Au vu de ces perquisitions, la justice suisse bloque deux comptes appartenant au richissime homme d’affaires saoudien Ahmed Salem Ahmed Bugshan.
Bugshan débouté
Cette décision crée une certaine panique. Pour empêcher que des documents éventuellement compromettants partent en France, Ahmed Salem Ahmed Bugshan est allé jusqu’au Tribunal pénal fédéral (TPF), la plus haute instance judiciaire du pays demander le blocage des procédures.
Ses arguments ? D’une part, « les opérations bancaires sur ses comptes « ont été faites à son insu ». D’autre part, « la procédure conduite à l’étranger vise manifestement à la poursuite d’infractions à caractère politique, et à poursuivre ou à punir des personnes en raison de leurs opinions politiques ». Autant d’arguments qui montrent qu’on se trouve sur un terrain très sensible.
Enfin, l’homme d’affaires saoudien redoute que « son nom soit traîné dans la boue dans les gazettes françaises, ce qui serait d’autant plus injuste qu’il ne savait rien des transactions litigieuses ». Autrement dit, ce n’est pas moi mais mon banquier qui a tout manigancé dans mon dos. Personne ne peut le croire vraiment.
Le 4 février 2016, le Tribunal pénal fédéral l’a débouté, autorisant la transmission des informations recueillies à la justice française.
Coupable amour pour la peinture
Si Ahmed Salem Ahmed Bughsan n’est pas connu, en revanche son cousin Khaled Bughsan a eu à plusieurs reprises les honneurs de la presse tricolore. i« Le Saoudien qui peut faire tomber Guéant », comme avait titré « L’Obs ».
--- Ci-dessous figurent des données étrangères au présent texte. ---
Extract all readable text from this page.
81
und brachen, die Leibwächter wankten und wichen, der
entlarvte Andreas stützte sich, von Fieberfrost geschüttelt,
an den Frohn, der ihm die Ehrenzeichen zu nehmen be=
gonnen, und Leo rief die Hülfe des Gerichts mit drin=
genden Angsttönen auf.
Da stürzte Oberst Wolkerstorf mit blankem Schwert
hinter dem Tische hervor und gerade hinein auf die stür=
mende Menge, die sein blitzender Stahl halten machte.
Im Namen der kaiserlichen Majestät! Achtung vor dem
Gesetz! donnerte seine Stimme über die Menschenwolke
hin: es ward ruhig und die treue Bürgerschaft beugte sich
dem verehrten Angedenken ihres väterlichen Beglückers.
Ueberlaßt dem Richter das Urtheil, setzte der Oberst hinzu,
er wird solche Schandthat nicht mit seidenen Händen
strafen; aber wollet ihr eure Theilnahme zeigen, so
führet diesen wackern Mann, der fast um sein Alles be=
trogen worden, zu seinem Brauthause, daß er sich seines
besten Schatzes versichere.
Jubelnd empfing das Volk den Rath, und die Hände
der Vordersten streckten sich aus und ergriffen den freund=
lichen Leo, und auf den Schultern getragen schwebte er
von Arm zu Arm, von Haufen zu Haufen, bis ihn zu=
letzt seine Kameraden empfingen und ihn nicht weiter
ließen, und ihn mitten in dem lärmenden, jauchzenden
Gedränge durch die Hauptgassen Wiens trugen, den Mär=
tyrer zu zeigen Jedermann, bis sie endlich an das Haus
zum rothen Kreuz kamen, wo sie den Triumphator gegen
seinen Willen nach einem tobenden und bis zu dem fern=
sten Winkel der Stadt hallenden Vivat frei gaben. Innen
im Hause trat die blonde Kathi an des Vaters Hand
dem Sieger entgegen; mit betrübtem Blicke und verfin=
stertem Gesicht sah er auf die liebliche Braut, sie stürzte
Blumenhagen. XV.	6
Mis en examen pour « blanchiment de fraude fiscale en bande organisée » et « faux et usage de faux », Claude Guéant a tenté de justifier ce versement de 500 000 euros par la vente de deux huiles de petit format, intitulées « Dutch Three-Masters in a Storm », d’un peintre flamand méconnu du XVIIe siècle, Andries Van Eertvelt. Habituellement, ses tableaux se négocient à des prix dix ou vingt fois inférieurs.
Depuis fort longtemps le groupe Bugshan travaille avec les sociétés françaises d’armement. L’un d’entre eux, Ali Abdullah Bugshan (le père de Khaled Bughsan) a même été décoré de la Légion d’honneur en 2004 par Jacques Chirac. Mais depuis, selon la lettre confidentielle Intelligence Online du 7 octobre 2015, la famille est devenue persona non grata des contrats de défense franco-saoudiens. Même recommandé par le chef d’état-major de la marine saoudienne, Khaled Bugshan a été écarté d’un contrat de livraison portant sur une trentaine de patrouilleurs à la Royal Saudi Navy.